Elle a produit des pièces nouvelles.

c) Le 2 mai 2023, A______ a adressé un nouveau pli complémentaire à la Chambre de céans et portant sur la découverte d'un nouvel actif successoral, soit un bien immobilier en France. L'administrateur de la copropriété dont faisait partie ce bien avait requis la désignation d'un représentant des trois héritiers par courriel du 6 avril 2023.

Elle a produit une pièce nouvelle.

d) Le 16 mai 2023, A______ a adressé un nouveau pli complémentaire à la Chambre de céans contenant une mise en demeure du 21 avril 2023 pour le paiement d'arriérés de frais de copropriété incombant à l'hoirie en 338.44 euros. Cette mise en demeure avait été adressée à Me H______.

Elle a produit des pièces nouvelles.

e) Par réponse du 1er juin 2023, C______, agissant par son curateur, a conclu au rejet de l'appel, sous suite de frais, et s'en est rapportée à justice sur la désignation d'un représentant chargé de mettre en sécurité le tableau peint par G______ déjà mentionné.

Elle a réfuté les arguments de A______ : selon elle, seule la question de la mise en sécurité du tableau pouvait être confiée à un représentant, mais aucune situation de blocage n'existait.

f) Par réponse du 5 juin 2023, B______ a, à son tour, conclut au rejet de l'appel, sous suite de frais judiciaires et dépens.

Il se prévaut d'une évaluation du 4 avril 2023 par une maison de vente aux enchères selon laquelle le tableau de G______ valait, dans une fourchette haute, 15'000'000 d'euros.
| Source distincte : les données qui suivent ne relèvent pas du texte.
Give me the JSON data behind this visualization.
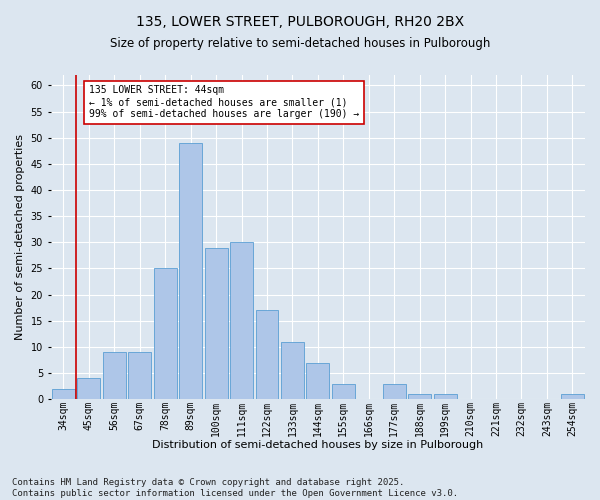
{
  "title": "135, LOWER STREET, PULBOROUGH, RH20 2BX",
  "subtitle": "Size of property relative to semi-detached houses in Pulborough",
  "xlabel": "Distribution of semi-detached houses by size in Pulborough",
  "ylabel": "Number of semi-detached properties",
  "footer_line1": "Contains HM Land Registry data © Crown copyright and database right 2025.",
  "footer_line2": "Contains public sector information licensed under the Open Government Licence v3.0.",
  "annotation_title": "135 LOWER STREET: 44sqm",
  "annotation_line1": "← 1% of semi-detached houses are smaller (1)",
  "annotation_line2": "99% of semi-detached houses are larger (190) →",
  "bar_categories": [
    "34sqm",
    "45sqm",
    "56sqm",
    "67sqm",
    "78sqm",
    "89sqm",
    "100sqm",
    "111sqm",
    "122sqm",
    "133sqm",
    "144sqm",
    "155sqm",
    "166sqm",
    "177sqm",
    "188sqm",
    "199sqm",
    "210sqm",
    "221sqm",
    "232sqm",
    "243sqm",
    "254sqm"
  ],
  "bar_values": [
    2,
    4,
    9,
    9,
    25,
    49,
    29,
    30,
    17,
    11,
    7,
    3,
    0,
    3,
    1,
    1,
    0,
    0,
    0,
    0,
    1
  ],
  "bar_color": "#aec6e8",
  "bar_edge_color": "#5a9fd4",
  "vline_color": "#cc0000",
  "vline_x_index": 0.5,
  "ylim": [
    0,
    62
  ],
  "yticks": [
    0,
    5,
    10,
    15,
    20,
    25,
    30,
    35,
    40,
    45,
    50,
    55,
    60
  ],
  "bg_color": "#dce6f0",
  "plot_bg_color": "#dce6f0",
  "annotation_box_facecolor": "#ffffff",
  "annotation_box_edgecolor": "#cc0000",
  "title_fontsize": 10,
  "subtitle_fontsize": 8.5,
  "tick_fontsize": 7,
  "ylabel_fontsize": 8,
  "xlabel_fontsize": 8,
  "annotation_fontsize": 7,
  "footer_fontsize": 6.5
}
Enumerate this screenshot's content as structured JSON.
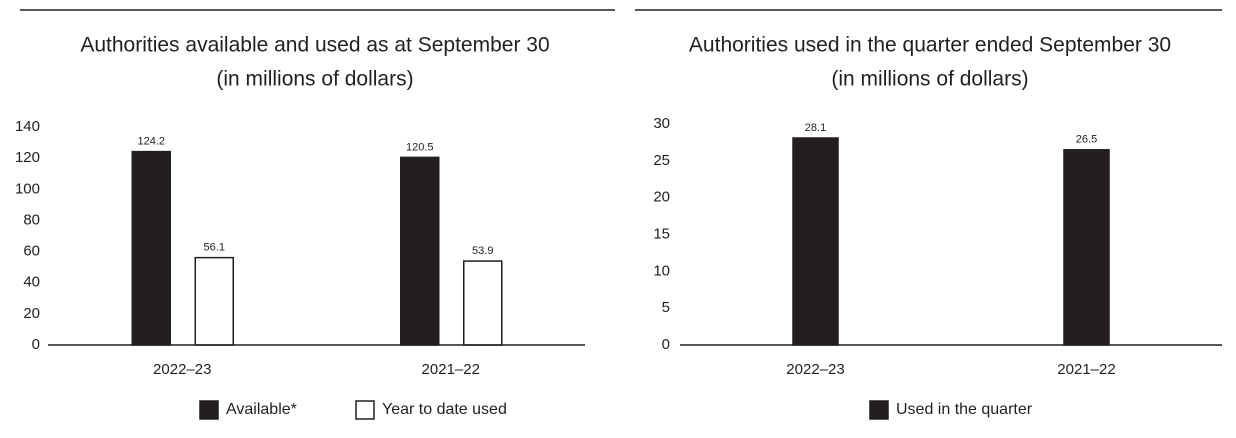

Il conteste les arguments de A______. Pour lui, il n'était même pas nécessaire de nommer un représentant pour la mise en sécurité du tableau.

Il a produit des pièces nouvelles.

g) Par courrier du 9 juin 2023, A______, soit pour elle son conseil, a produit à nouveau le même courrier de l'administration fiscale cantonale du 2 mars 2023 déjà soumis à la Cour le 28 avril 2023, rappelant qu'elle n'avait pas pu obtenir les documents bancaires correspondants et qu'elle risquait donc de se voir taxée d'office.

h) Le 22 juin 2023, A______ a répliqué aux réponses de ses cohéritiers, persistant dans ses conclusions.

Elle a produit une police d'assurance choses concernant l'œuvre de G______ citée, ainsi que trois demandes d'avance de frais pour une copropriété appartenant à l'hoirie située en France pour 41.55 euros, 34.57 euros et 146.45 euros, ainsi qu'une mise en demeure du 20 juin 2023 émanant de la régie d'un appartement de l'hoirie situé à Genève pour le remplacement des vitrages sur l'une des façades, le devis étant de quelque 79'987 fr. TTC, ce en conformité avec la législation sur l'énergie. Cette même régie avait comptabilisé un retard de paiement au 31 mai 2023 pour les charges de copropriété de cet appartement en 6'795 fr. 25. Concernant un autre appartement situé à J______ [France], elle a produit un appel de fonds daté du 19 juin 2023 relatif aux charges générales de 18'127.60 euros, ainsi que, pour le même appartement, une facture d'une société de sécurité de 419.23 euros TTC du 20 janvier 2023 et d'une autre société de sécurité de 729.78 euros TTC du 2 décembre 2022.

i) B______ a dupliqué et persisté dans ses conclusions.

Il n'avait jamais eu connaissance précédemment des factures et appels de fonds produits par A______ en appel.

j) C______, soit pour elle son curateur, a dupliqué elle aussi et persisté dans ses conclusions.

Elle a déclaré ne pas s'opposer au paiement des factures et appels de fonds produits par A______.

EN DROIT

1. 1.1
1.1.1 Les décisions du juge de paix, qui relèvent de la juridiction gracieuse et sont soumises à la procédure sommaire (art. 248 let. e CPC), sont susceptibles d'un appel auprès de la Chambre civile de la Cour de justice (art. 120 al. 2 LOJ) dans le délai de dix jours (art. 314 al. 1 CPC) si la valeur litigieuse est égale ou supérieure à 10'000 fr. (art. 308 al. 2 CPC).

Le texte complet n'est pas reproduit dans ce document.